The NSW Natural Resources Commission’s report found deer had caused nine fatalities and about 100 collisions with trains in the Illawarra. The commission recommended deer be declared a pest species.
Wollongong Councillor George Takacs called the deer “the greatest long-term threat to our escarpment forest”.
“People who are familiar with particular areas of the escarpment can go up there and see the damage that has happened, particularly over the past 15 year, it has become more pronounced,” he said.
“I fully support the recommendations to declare deer a pest species rather than a game species.
“But what we need to do now is make sure we resource land management agencies like the National Parks and Wildlife Service and the Local Land Services, so that they can fund appropriate population programs.”
Cr Takacs said removing the game classification would ease restrictions on how landowners, and professional shooters, could deal with deer.
In particular, the use of silencers, and controls over what vehicles deer could be shot from, would be eased.
“The rules are such as to stop shooters from shooting too many,” he said.

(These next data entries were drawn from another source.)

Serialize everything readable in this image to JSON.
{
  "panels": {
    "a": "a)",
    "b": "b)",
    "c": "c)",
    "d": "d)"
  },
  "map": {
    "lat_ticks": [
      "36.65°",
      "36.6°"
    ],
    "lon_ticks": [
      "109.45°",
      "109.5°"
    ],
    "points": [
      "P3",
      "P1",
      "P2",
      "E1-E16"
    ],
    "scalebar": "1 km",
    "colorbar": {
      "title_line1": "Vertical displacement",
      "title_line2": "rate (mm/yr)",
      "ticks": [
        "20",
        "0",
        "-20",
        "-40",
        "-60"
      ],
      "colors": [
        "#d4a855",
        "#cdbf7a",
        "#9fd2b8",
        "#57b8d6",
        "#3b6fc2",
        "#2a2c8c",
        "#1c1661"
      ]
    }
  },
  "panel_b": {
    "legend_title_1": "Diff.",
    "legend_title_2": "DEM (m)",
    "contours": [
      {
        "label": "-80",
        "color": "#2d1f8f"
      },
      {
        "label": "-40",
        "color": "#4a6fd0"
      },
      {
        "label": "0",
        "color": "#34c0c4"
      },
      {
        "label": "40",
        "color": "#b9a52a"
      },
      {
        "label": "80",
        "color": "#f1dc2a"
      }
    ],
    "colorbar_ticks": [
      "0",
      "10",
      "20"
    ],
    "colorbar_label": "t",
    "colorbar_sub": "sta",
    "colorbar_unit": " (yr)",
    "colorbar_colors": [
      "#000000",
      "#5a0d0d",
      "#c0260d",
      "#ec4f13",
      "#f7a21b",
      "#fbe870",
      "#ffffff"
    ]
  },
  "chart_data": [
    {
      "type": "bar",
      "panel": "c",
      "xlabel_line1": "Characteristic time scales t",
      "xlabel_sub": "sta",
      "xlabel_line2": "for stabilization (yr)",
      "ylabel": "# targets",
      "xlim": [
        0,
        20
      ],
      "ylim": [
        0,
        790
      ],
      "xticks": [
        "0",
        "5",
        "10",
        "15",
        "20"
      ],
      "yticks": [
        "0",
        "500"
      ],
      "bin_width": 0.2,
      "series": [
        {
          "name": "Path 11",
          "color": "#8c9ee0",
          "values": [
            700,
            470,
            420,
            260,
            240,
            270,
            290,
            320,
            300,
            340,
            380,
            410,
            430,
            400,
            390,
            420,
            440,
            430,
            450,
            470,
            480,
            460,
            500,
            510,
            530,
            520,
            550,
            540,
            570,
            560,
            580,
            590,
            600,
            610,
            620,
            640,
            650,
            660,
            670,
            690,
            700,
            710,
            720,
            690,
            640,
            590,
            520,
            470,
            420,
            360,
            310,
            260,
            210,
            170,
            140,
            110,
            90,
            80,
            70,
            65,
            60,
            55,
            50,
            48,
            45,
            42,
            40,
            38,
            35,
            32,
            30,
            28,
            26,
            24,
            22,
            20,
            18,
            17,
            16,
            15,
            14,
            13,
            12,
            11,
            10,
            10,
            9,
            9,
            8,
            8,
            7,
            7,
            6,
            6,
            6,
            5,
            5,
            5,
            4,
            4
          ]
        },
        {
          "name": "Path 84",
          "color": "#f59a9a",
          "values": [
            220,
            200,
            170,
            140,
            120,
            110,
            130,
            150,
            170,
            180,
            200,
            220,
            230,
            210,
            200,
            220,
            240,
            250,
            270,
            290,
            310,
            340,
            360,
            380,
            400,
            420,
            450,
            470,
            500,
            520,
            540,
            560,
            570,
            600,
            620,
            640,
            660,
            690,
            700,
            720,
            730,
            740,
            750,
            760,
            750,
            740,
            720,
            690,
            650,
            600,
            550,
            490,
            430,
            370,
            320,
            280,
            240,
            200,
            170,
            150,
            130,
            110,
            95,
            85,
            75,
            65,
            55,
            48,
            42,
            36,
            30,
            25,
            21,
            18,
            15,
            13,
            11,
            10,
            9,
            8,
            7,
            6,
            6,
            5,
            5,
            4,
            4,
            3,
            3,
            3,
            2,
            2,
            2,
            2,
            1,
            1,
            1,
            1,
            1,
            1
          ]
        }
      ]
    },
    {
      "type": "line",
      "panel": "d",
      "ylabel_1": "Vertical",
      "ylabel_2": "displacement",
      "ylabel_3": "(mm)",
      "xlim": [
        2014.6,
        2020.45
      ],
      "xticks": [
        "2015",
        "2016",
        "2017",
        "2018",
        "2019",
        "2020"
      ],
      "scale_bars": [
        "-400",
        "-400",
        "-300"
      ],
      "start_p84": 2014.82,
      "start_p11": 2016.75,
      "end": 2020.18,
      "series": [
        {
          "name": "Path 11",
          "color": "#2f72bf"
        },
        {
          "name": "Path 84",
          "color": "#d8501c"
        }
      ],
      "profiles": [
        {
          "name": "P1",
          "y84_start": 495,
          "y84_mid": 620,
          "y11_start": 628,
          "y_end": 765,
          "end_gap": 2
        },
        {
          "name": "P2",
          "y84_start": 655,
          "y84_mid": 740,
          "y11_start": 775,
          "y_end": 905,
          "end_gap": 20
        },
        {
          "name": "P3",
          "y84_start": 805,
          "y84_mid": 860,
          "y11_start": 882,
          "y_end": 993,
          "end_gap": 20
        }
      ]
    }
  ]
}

“The professional shooters who were hired by the local land services to conduct the Northern Illawarra Wild Deer Management Program had pointed out that when it’s a game species there are a whole lot of restraints that restrict your ability to actually cull the deer.”
Invasive Species Council chief executive Andrew Cox said it was now up to the NSW Government to fully implement the commission’s recommendations.
“Until now the NSW Government has been unwilling to act decisively on the growing threats of expanding populations of feral deer,” he said.
“Feral animals such as foxes, cats, deer carp and pigs are the silent killers of NSW wildlife.”
The NSW Farmers association has also supported many of the commission’s recommendations, including that there be a “tenure neutral” approach – pest control measures can be the same regardless of whether land is private, state forest or national park.
The report is open for public comment until May 18.